If you’re not used to being almost universally loathed, then the animosity of strangers in an enclosed environment is a incredibly confronting experience.
Last week I flew from London to Sydney with a six-month-old baby who had just gotten her first tooth. Suffice to say that neither she, nor I, nor any of our fellow passengers particularly enjoyed the trip. It was a 24 hour ordeal and by the end of the trip I was known to the people around me as “that areshole with the baby”.
Flying with kids is a tricky thing. On one hand it’s just a fact of life; having children doesn’t preclude you from needing to travel and it’s just not practical to take the train from the UK to Oz. On the other hand, a 24 hour flight in cattle class is a tough enough experience without having to be seated near a tiny, portable, air-raid siren with a penchant for shitting itself.
I know what it’s like on the other side of the fence as I’ve been a childless man, travelling long-haul in close proximity to other people’s spawn. The Qantas, standard-issue headphones do nothing to drown out the crying and the gin trolley is too infrequent to make an alcohol induced coma a realistic option. The most optimistic strategy when you’re near a baby on a plane (apart from wishing for an upgrade) is hope that your brain identifies the pitch of the screaming children and blocks all aural input received on those frequencies. Unfortunately, the human brain is rarely that obliging, and so all you can really do is try to watch a succession of heavily edited movies while pretending that the crying you can hear is just the world’s least enjoyable director’s commentary.

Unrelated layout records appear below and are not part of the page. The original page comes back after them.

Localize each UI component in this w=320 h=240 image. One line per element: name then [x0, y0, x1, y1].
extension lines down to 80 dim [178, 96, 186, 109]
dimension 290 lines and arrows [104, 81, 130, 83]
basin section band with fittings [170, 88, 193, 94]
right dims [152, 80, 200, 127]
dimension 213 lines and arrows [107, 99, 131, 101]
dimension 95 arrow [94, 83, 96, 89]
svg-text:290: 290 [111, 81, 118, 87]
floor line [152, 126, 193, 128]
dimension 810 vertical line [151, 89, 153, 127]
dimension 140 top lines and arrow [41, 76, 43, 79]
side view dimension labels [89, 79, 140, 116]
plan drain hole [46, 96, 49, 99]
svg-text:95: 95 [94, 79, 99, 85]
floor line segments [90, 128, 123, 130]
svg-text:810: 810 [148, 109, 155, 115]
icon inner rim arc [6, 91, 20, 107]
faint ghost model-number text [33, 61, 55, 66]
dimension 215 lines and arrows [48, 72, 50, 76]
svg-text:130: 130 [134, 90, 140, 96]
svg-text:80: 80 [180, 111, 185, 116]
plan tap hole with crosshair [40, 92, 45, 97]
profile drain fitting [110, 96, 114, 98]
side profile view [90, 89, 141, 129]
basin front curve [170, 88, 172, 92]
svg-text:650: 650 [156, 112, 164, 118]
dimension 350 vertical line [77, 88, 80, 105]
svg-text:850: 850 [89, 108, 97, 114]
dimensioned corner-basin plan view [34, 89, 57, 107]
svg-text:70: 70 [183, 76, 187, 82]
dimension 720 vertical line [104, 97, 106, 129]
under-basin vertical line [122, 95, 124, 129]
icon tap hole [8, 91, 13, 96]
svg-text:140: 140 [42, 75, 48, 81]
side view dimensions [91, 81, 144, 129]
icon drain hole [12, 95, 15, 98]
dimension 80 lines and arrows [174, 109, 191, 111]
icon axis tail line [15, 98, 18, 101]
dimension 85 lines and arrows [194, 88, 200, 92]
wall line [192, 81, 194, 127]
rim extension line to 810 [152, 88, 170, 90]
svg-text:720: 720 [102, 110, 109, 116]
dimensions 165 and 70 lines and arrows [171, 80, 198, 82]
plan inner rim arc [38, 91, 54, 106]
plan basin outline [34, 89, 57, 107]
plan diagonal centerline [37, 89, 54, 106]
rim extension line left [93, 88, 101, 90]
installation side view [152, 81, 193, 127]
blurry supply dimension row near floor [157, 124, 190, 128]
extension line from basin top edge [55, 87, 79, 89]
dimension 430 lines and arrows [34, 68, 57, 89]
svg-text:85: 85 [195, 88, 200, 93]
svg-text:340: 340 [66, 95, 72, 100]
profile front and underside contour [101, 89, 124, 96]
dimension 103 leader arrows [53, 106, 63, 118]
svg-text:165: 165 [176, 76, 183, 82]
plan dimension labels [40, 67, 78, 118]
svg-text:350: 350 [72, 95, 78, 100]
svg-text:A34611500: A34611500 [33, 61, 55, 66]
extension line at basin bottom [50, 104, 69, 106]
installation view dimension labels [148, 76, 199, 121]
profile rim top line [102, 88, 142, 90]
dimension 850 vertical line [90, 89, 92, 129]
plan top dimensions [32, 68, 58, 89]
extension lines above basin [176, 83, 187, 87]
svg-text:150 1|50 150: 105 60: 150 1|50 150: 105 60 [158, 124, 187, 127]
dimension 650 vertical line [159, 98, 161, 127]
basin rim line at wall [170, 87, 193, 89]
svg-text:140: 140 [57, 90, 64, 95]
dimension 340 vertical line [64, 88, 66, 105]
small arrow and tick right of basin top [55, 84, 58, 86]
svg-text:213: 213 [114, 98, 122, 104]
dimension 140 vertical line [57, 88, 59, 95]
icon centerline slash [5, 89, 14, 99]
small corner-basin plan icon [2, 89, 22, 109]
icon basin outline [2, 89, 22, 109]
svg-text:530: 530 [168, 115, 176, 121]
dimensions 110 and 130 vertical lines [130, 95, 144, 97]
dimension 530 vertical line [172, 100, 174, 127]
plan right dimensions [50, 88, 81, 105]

But what the other passengers should know is it’s not easy for the parents either. There’s nothing enjoyable about knowing that you’re contributing to the discomfort of your fellow travellers, and only an dyed in the wool sadist or Tony Abbott would think otherwise.
The problem is, some babies just need to cry. It’s their one way of communicating with the world and like political dissidents, crushed beneath the boots of oppressive regimes, they resent being told to shut up.
Our daughter Florence, for example, loves to whinge for between 20 seconds and 5 minutes after being put to bed. She’s not in pain, danger or any stage of advanced distress, she just does it to let us know that she would rather be semi-upright doing something that involves a woman’s breast. She does it every night, but is quickly overcome with fatigue and falls almost immediately into a deep sleep.
Unfortunately, when we put Florence to bed on the plane and she started crying, there was very little we could do to communicate the facts of the previous paragraph to the other passengers around us, so we didn’t bother. We put her to bed, she started crying and we had a drink, knowing she would be comatose within moments. Over the course of the next few minutes, the annoyance and frustration of our fellow passengers grew until they were seething in their seats, searching for a socially-acceptable way of telling us how bad we were as parents and how inconsiderate we were as travellers.
At this point, I just stretched out and tried to enjoy the gin and tonic that had gone warm and flat while I was changing Florence’s nappy on a fold out table that constantly threatened to dump her into the toilet below. I knew that the other people were angry, but there was nothing that I could do, so I refused to give a shit.
Being someone that is normally a little too concerned with the opinions of others, I was pleasantly surprised to learn how liberating not-caring could be. A great weight had lifted off my shoulders and I felt a freedom that had previously been all too elusive. Blissfully free of my bonds, I downed the last of my tepid gin and settled down for a bit of shut eye, when the baby in the bassinet next to Florence woke with a start and began to cry. And despite everything that I’ve just written above, my first thought was “what arsehole brought a baby on the plane?”